The 1985 MOVE bombing in West Philadelphia . Photo: Bettman/Getty Images
Former Penn Museum curator-in-charge Janet Monge is suing the University of Pennsylvania, various media outlets, the Association of Black Anthropologists and the Society of Black Archaeologists over "false" and "defamatory" reports of her alleged mishandling of a 1985 MOVE bombing victim's remains.
Driving the news: Monge, an anthropologist, filed the lawsuit Friday against more than 30 defendants, including the Philadelphia Inquirer and Billy Penn.
- Monge says she suffered harm to her reputation and was demoted from her position after Billy Penn and other outlets published articles last year claiming that she and her colleague Alan Mann had kept the remains of a MOVE bombing victim and that she used them in an online course.
Catch up fast: The city of Philadelphia dropped a bomb on a West Philadelphia home on Osage Avenue, where members of a Black liberation group known as MOVE lived, in 1985. Six adults and five children were killed.
- The city medical examiner gave Mann children's bones after the bombing to identify them. He wasn't able to, but the remains weren't returned to the city.
- Last May, the city revealed its discovery that in 2017, former Philadelphia health commissioner Thomas Farley ordered a separate set of MOVE bombing victims' remains to be cremated without notifying family members. The order was never carried out.
Between the lines: A Tucker Law group report examined how the remains from the 1985 bombing resulted in Penn's custody and were used in a 2019 online course.
- The group wrote that Monge and Mann did not "violate any professional, ethical or legal standards," but "demonstrated at a minimum, poor judgment and insensitivity."
What she's saying: In the complaint, Monge alleges she spent 36 years trying to identify the bone fragments of the remains.
- She alleges that "defamatory" media reports were initiated by her former colleagues, University of Pennsylvania doctoral candidate Paul Mitchell and anthropology professor Deborah Thomas, in part in retaliation for Monge reporting Mitchell for "unprofessional conduct."
- Monge also claims Mitchell falsified information to his "then-girlfriend" Maya Kassutto, who wrote one of the initial reports for Billy Penn before the story was picked up by multiple local and national outlets.
- Monge's lawyer, Alan Epstein, declined to comment further, saying "the complaint speaks for itself."
Context: Both Billy Penn and the Philadelphia Inquirer broke the story on the same day last spring.
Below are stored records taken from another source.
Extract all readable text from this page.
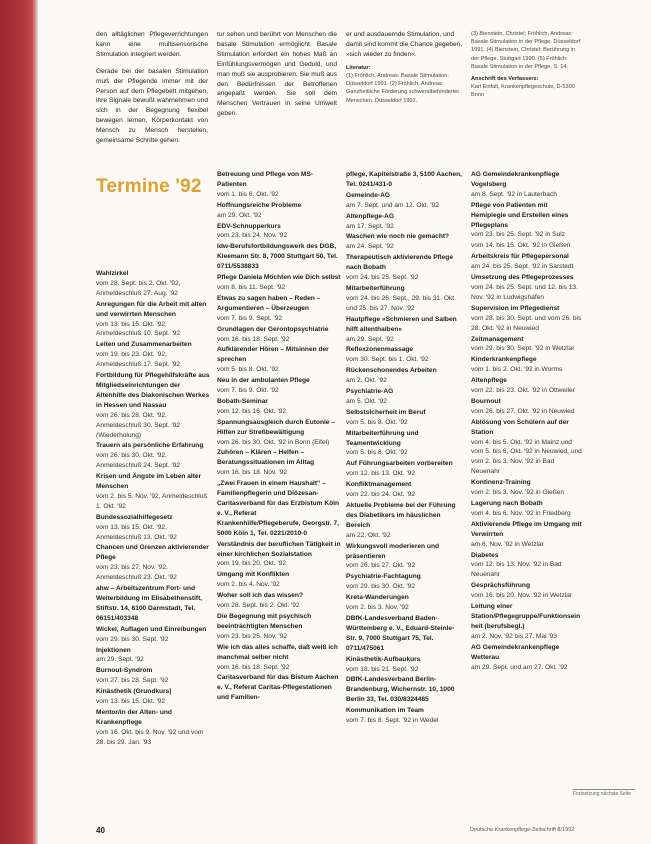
den alltäglichen Pflegeverrichtungen kann eine multisensorische Stimulation integriert werden.

Gerade bei der basalen Stimulation muß der Pflegende immer mit der Person auf dem Pflegebett mitgehen, ihre Signale bewußt wahrnehmen und sich in der Begegnung flexibel bewegen lernen, Körperkontakt von Mensch zu Mensch herstellen, gemeinsame Schritte gehen.

tur sehen und berührt von Menschen die basale Stimulation ermöglicht. Basale Stimulation erfordert ein hohes Maß an Einfühlungsvermögen und Geduld, und man muß sie ausprobieren. Sie muß aus den Bedürfnissen der Betroffenen angepaßt werden. Sie soll dem Menschen Vertrauen in seine Umwelt geben.

er und ausdauernde Stimulation, und damit sind kommt die Chance gegeben, »sich wieder zu finden«.

Literatur:

(1) Fröhlich, Andreas: Basale Stimulation. Düsseldorf 1991. (2) Fröhlich, Andreas: Ganzheitliche Förderung schwerstbehinderter Menschen. Düsseldorf 1992.

(3) Bienstein, Christel; Fröhlich, Andreas: Basale Stimulation in der Pflege. Düsseldorf 1991. (4) Bienstein, Christel: Berührung in der Pflege. Stuttgart 1990. (5) Fröhlich: Basale Stimulation in der Pflege, S. 14.

Anschrift des Verfassers:

Karl Einfalt, Krankenpflegeschule, D-5300 Bonn

Termine '92
Wahlzirkel
vom 28. Sept. bis 2. Okt. '92, Anmeldeschluß 27. Aug. '92
Anregungen für die Arbeit mit alten und verwirrten Menschen
vom 13. bis 15. Okt. '92, Anmeldeschluß 10. Sept. '92
Leiten und Zusammenarbeiten
vom 19. bis 23. Okt. '92, Anmeldeschluß 17. Sept. '92
Fortbildung für Pflegehilfskräfte aus Mitgliedseinrichtungen der Altenhilfe des Diakonischen Werkes in Hessen und Nassau
vom 26. bis 28. Okt. '92, Anmeldeschluß 30. Sept. '92 (Wiederholung)
Trauern als persönliche Erfahrung
vom 26. bis 30. Okt. '92, Anmeldeschluß 24. Sept. '92
Krisen und Ängste im Leben alter Menschen
vom 2. bis 5. Nov. '92, Anmeldeschluß 1. Okt. '92
Bundessozialhilfegesetz
vom 13. bis 15. Okt. '92, Anmeldeschluß 13. Okt. '92
Chancen und Grenzen aktivierender Pflege
vom 23. bis 27. Nov. '92, Anmeldeschluß 23. Okt. '92
ahw – Arbeitszentrum Fort- und Weiterbildung im Elisabethenstift, Stiftstr. 14, 6100 Darmstadt, Tel. 06151/403348
Wickel, Auflagen und Einreibungen
vom 29. bis 30. Sept. '92
Injektionen
am 29. Sept. '92
Burnout-Syndrom
vom 27. bis 28. Sept. '92
Kinästhetik (Grundkurs)
vom 13. bis 15. Okt. '92
Mentor/in der Alten- und Krankenpflege
vom 16. Okt. bis 9. Nov. '92 und vom 28. bis 29. Jan. '93
Betreuung und Pflege von MS-Patienten
vom 1. bis 6. Okt. '92
Hoffnungsreiche Probleme
am 29. Okt. '92
EDV-Schnupperkurs
vom 23. bis 24. Nov. '92
Idw-Berufsfortbildungswerk des DGB, Kleemann Str. 8, 7000 Stuttgart 50, Tel. 0711/5538833
Pflege Daniela Möchten wie Dich selbst
vom 8. bis 11. Sept. '92
Etwas zu sagen haben – Reden – Argumentieren – Überzeugen
vom 7. bis 9. Sept. '92
Grundlagen der Gerontopsychiatrie
vom 16. bis 18. Sept. '92
Aufklärender Hören – Mitsinnen der sprechen
vom 5. bis 8. Okt. '92
Neu in der ambulanten Pflege
vom 7. bis 9. Okt. '92
Bobath-Seminar
vom 12. bis 16. Okt. '92
Spannungsausgleich durch Eutonie – Hilfen zur Streßbewältigung
vom 26. bis 30. Okt. '92 in Bonn (Eifel)
Zuhören – Klären – Helfen – Beratungssituationen im Alltag
vom 16. bis 18. Nov. '92
„Zwei Frauen in einem Haushalt“ – Familienpflegerin und Diözesan-Caritasverband für das Erzbistum Köln e. V., Referat Krankenhilfe/Pflegeberufe, Georgstr. 7, 5000 Köln 1, Tel. 0221/2010-0
Verständnis der beruflichen Tätigkeit in einer kirchlichen Sozialstation
vom 19. bis 20. Okt. '92
Umgang mit Konflikten
vom 2. bis 4. Nov. '92
Woher soll ich das wissen?
vom 28. Sept. bis 2. Okt. '92
Die Begegnung mit psychisch beeinträchtigten Menschen
vom 23. bis 25. Nov. '92
Wie ich das alles schaffe, daß weiß ich manchmal selber nicht
vom 16. bis 18. Sept. '92
Caritasverband für das Bistum Aachen e. V., Referat Caritas-Pflegestationen und Familien-
pflege, Kapitelstraße 3, 5100 Aachen, Tel. 0241/431-0
Gemeinde-AG
am 7. Sept. und am 12. Okt. '92
Altenpflege-AG
am 17. Sept. '92
Waschen wie noch nie gemacht?
am 24. Sept. '92
Therapeutisch aktivierende Pflege nach Bobath
vom 24. bis 25. Sept. '92
Mitarbeiterführung
vom 24. bis 26. Sept., 29. bis 31. Okt. und 25. bis 27. Nov. '92
Hautpflege »Schmieren und Salben hilft allenthalben«
am 29. Sept. '92
Reflexzonenmassage
vom 30. Sept. bis 1. Okt. '92
Rückenschonendes Arbeiten
am 2. Okt. '92
Psychiatrie-AG
am 5. Okt. '92
Selbstsicherheit im Beruf
vom 5. bis 8. Okt. '92
Mitarbeiterführung und Teamentwicklung
vom 5. bis 8. Okt. '92
Auf Führungsarbeiten vorbereiten
vom 12. bis 13. Okt. '92
Konfliktmanagement
vom 22. bis 24. Okt. '92
Aktuelle Probleme bei der Führung des Diabetikers im häuslichen Bereich
am 22. Okt. '92
Wirkungsvoll moderieren und präsentieren
vom 26. bis 27. Okt. '92
Psychiatrie-Fachtagung
vom 29. bis 30. Okt. '92
Kreta-Wanderungen
vom 2. bis 3. Nov. '92
DBfK-Landesverband Baden-Württemberg e. V., Eduard-Steinle-Str. 9, 7000 Stuttgart 75, Tel. 0711/475061
Kinästhetik-Aufbaukurs
vom 18. bis 21. Sept. '92
DBfK-Landesverband Berlin-Brandenburg, Wichernstr. 10, 1000 Berlin 33, Tel. 030/8324485
Kommunikation im Team
vom 7. bis 8. Sept. '92 in Wedel
AG Gemeindekrankenpflege Vogelsberg
am 8. Sept. '92 in Lauterbach
Pflege von Patienten mit Hemiplegie und Erstellen eines Pflegeplans
vom 23. bis 25. Sept. '92 in Sulz
vom 14. bis 15. Okt. '92 in Gießen
Arbeitskreis für Pflegepersonal
am 24. bis 25. Sept. '92 in Sarstedt
Umsetzung des Pflegeprozesses
vom 24. bis 25. Sept. und 12. bis 13. Nov. '92 in Ludwigshafen
Supervision im Pflegedienst
vom 28. bis 30. Sept. und vom 26. bis 28. Okt. '92 in Neuwied
Zeitmanagement
vom 29. bis 30. Sept. '92 in Wetzlar
Kinderkrankenpflege
vom 1. bis 2. Okt. '92 in Worms
Altenpflege
vom 22. bis 23. Okt. '92 in Ottweiler
Bournout
vom 26. bis 27. Okt. '92 in Neuwied
Ablösung von Schülern auf der Station
vom 4. bis 5. Okt. '92 in Mainz und vom 5. bis 6. Okt. '92 in Neuwied, und vom 2. bis 3. Nov. '92 in Bad Neuenahr
Kontinenz-Training
vom 2. bis 3. Nov. '92 in Gießen
Lagerung nach Bobath
vom 4. bis 6. Nov. '92 in Friedberg
Aktivierende Pflege im Umgang mit Verwirrten
am 6. Nov. '92 in Wetzlar
Diabetes
vom 12. bis 13. Nov. '92 in Bad Neuenahr
Gesprächsführung
vom 16. bis 20. Nov. '92 in Wetzlar
Leitung einer Station/Pflegegruppe/Funktionseinheit (berufsbegl.)
am 2. Nov. '92 bis 27. Mai '93
AG Gemeindekrankenpflege Wetterau
am 29. Sept. und am 27. Okt. '92
Fortsetzung nächste Seite
40	Deutsche Krankenpflege-Zeitschrift 8/1992
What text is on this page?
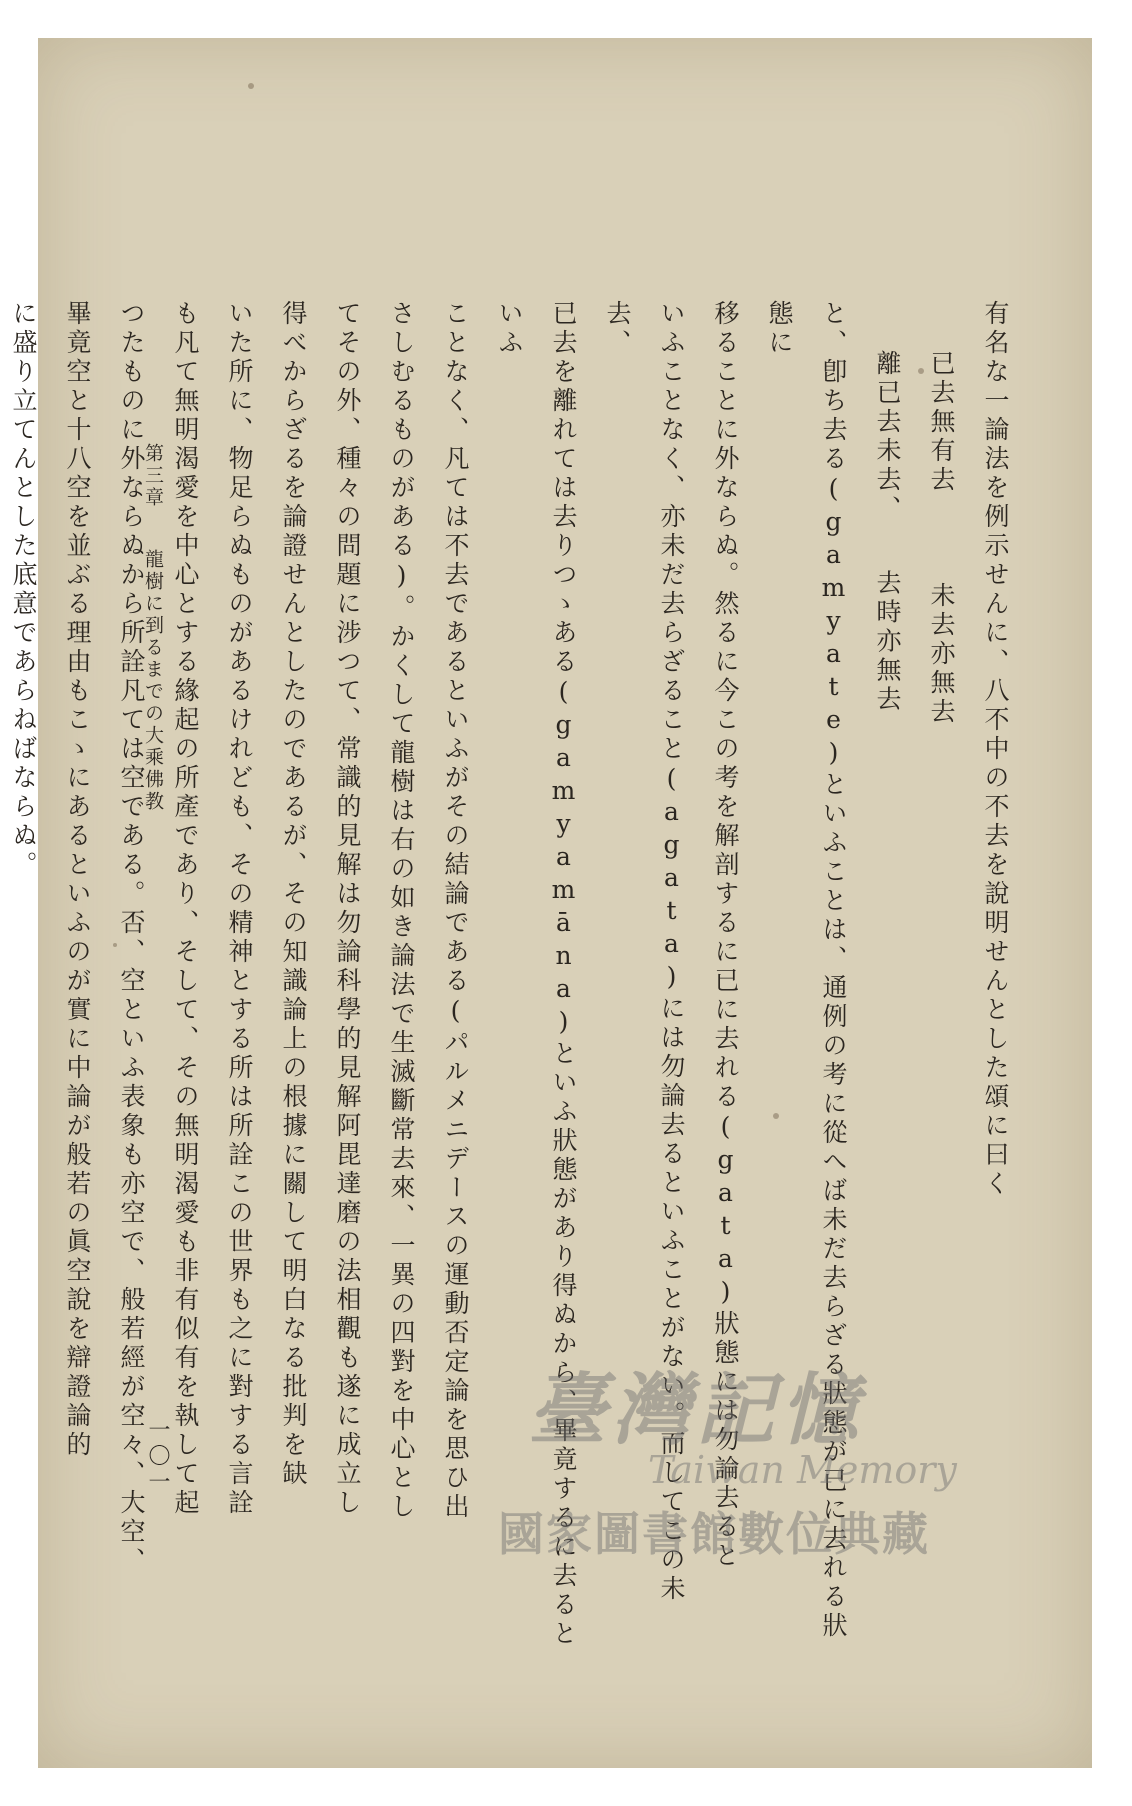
有名な一論法を例示せんに、八不中の不去を說明せんとした頌に曰く

已去無有去　　　未去亦無去

離已去未去、　　去時亦無去

と、卽ち去る(gamyate)といふことは、通例の考に從へば未だ去らざる狀態が已に去れる狀態に

移ることに外ならぬ。然るに今この考を解剖するに已に去れる(gata)狀態には勿論去ると

いふことなく、亦未だ去らざること(agata)には勿論去るといふことがない。而してこの未去、

已去を離れては去りつゝある(gamyamāna)といふ狀態があり得ぬから、畢竟するに去るといふ

ことなく、凡ては不去であるといふがその結論である(パルメニデースの運動否定論を思ひ出

さしむるものがある)。かくして龍樹は右の如き論法で生滅斷常去來、一異の四對を中心とし

てその外、種々の問題に涉つて、常識的見解は勿論科學的見解阿毘達磨の法相觀も遂に成立し

得べからざるを論證せんとしたのであるが、その知識論上の根據に關して明白なる批判を缺

いた所に、物足らぬものがあるけれども、その精神とする所は所詮この世界も之に對する言詮

も凡て無明渴愛を中心とする緣起の所產であり、そして、その無明渴愛も非有似有を執して起

つたものに外ならぬから所詮凡ては空である。否、空といふ表象も亦空で、般若經が空々、大空、

畢竟空と十八空を並ぶる理由もこゝにあるといふのが實に中論が般若の眞空說を辯證論的

に盛り立てんとした底意であらねばならぬ。	第三章龍樹に到るまでの大乘佛教
一〇一
臺灣記憶
Taiwan Memory
國家圖書館數位典藏
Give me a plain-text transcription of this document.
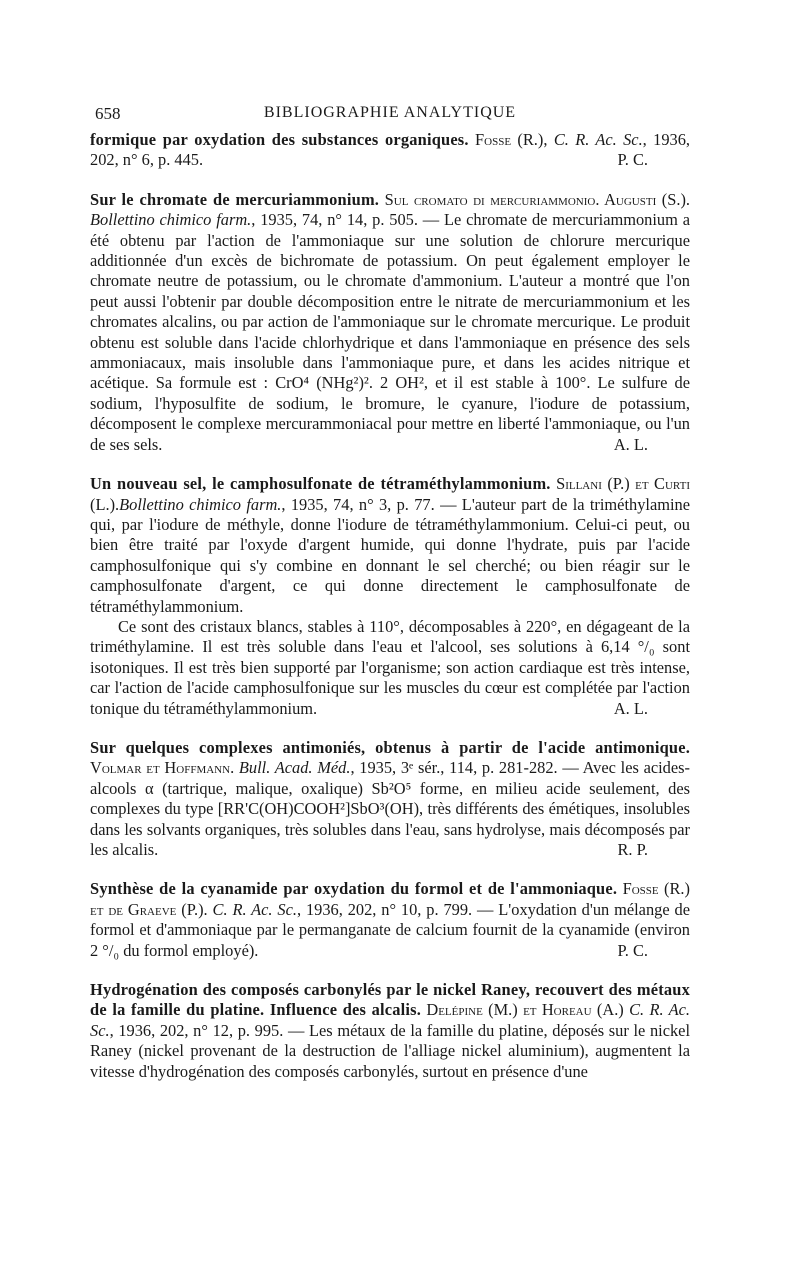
658	BIBLIOGRAPHIE ANALYTIQUE

formique par oxydation des substances organiques. Fosse (R.), C. R. Ac. Sc., 1936, 202, n° 6, p. 445.	P. C.

Sur le chromate de mercuriammonium. Sul cromato di mercuriammonio. Augusti (S.). Bollettino chimico farm., 1935, 74, n° 14, p. 505. — Le chromate de mercuriammonium a été obtenu par l'action de l'ammoniaque sur une solution de chlorure mercurique additionnée d'un excès de bichromate de potassium. On peut également employer le chromate neutre de potassium, ou le chromate d'ammonium. L'auteur a montré que l'on peut aussi l'obtenir par double décomposition entre le nitrate de mercuriammonium et les chromates alcalins, ou par action de l'ammoniaque sur le chromate mercurique. Le produit obtenu est soluble dans l'acide chlorhydrique et dans l'ammoniaque en présence des sels ammoniacaux, mais insoluble dans l'ammoniaque pure, et dans les acides nitrique et acétique. Sa formule est : CrO⁴ (NHg²)². 2 OH², et il est stable à 100°. Le sulfure de sodium, l'hyposulfite de sodium, le bromure, le cyanure, l'iodure de potassium, décomposent le complexe mercurammoniacal pour mettre en liberté l'ammoniaque, ou l'un de ses sels.	A. L.

Un nouveau sel, le camphosulfonate de tétraméthylammonium. Sillani (P.) et Curti (L.).Bollettino chimico farm., 1935, 74, n° 3, p. 77. — L'auteur part de la triméthylamine qui, par l'iodure de méthyle, donne l'iodure de tétraméthylammonium. Celui-ci peut, ou bien être traité par l'oxyde d'argent humide, qui donne l'hydrate, puis par l'acide camphosulfonique qui s'y combine en donnant le sel cherché; ou bien réagir sur le camphosulfonate d'argent, ce qui donne directement le camphosulfonate de tétraméthylammonium.

Ce sont des cristaux blancs, stables à 110°, décomposables à 220°, en dégageant de la triméthylamine. Il est très soluble dans l'eau et l'alcool, ses solutions à 6,14 °/₀ sont isotoniques. Il est très bien supporté par l'organisme; son action cardiaque est très intense, car l'action de l'acide camphosulfonique sur les muscles du cœur est complétée par l'action tonique du tétraméthylammonium.	A. L.

Sur quelques complexes antimoniés, obtenus à partir de l'acide antimonique. Volmar et Hoffmann. Bull. Acad. Méd., 1935, 3ᵉ sér., 114, p. 281-282. — Avec les acides-alcools α (tartrique, malique, oxalique) Sb²O⁵ forme, en milieu acide seulement, des complexes du type [RR'C(OH)COOH²]SbO³(OH), très différents des émétiques, insolubles dans les solvants organiques, très solubles dans l'eau, sans hydrolyse, mais décomposés par les alcalis.	R. P.

Synthèse de la cyanamide par oxydation du formol et de l'ammoniaque. Fosse (R.) et de Graeve (P.). C. R. Ac. Sc., 1936, 202, n° 10, p. 799. — L'oxydation d'un mélange de formol et d'ammoniaque par le permanganate de calcium fournit de la cyanamide (environ 2 °/₀ du formol employé).	P. C.

Hydrogénation des composés carbonylés par le nickel Raney, recouvert des métaux de la famille du platine. Influence des alcalis. Delépine (M.) et Horeau (A.) C. R. Ac. Sc., 1936, 202, n° 12, p. 995. — Les métaux de la famille du platine, déposés sur le nickel Raney (nickel provenant de la destruction de l'alliage nickel aluminium), augmentent la vitesse d'hydrogénation des composés carbonylés, surtout en présence d'une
- Kassutto previously worked at Penn Museum and was an intern in the physical anthropology section.
The response: Mitchell said in a statement to Axios, "claims, including those about me, which form the basis of Dr. Monge's complaint are substantially and demonstrably false."
- Kassutto, the Philadelphia Inquirer, WHYY (the entity that owns Billy Penn) and Penn Museum declined to comment. Thomas didn't return Axios' request for comment.
- Abdul-Aliy Muhammad, who wrote the Inquirer story, told Axios the media reports, including their own, were not mischaracterized and that their source was not Mitchell.
- "I think it's to intimidate and scare people who have been involved in the reporting, and I don't think it has merit," Muhammad told Axios of Monge's lawsuit.
Editor's note: Axios Philadelphia reporter Taylor Allen has previously worked at WHYY.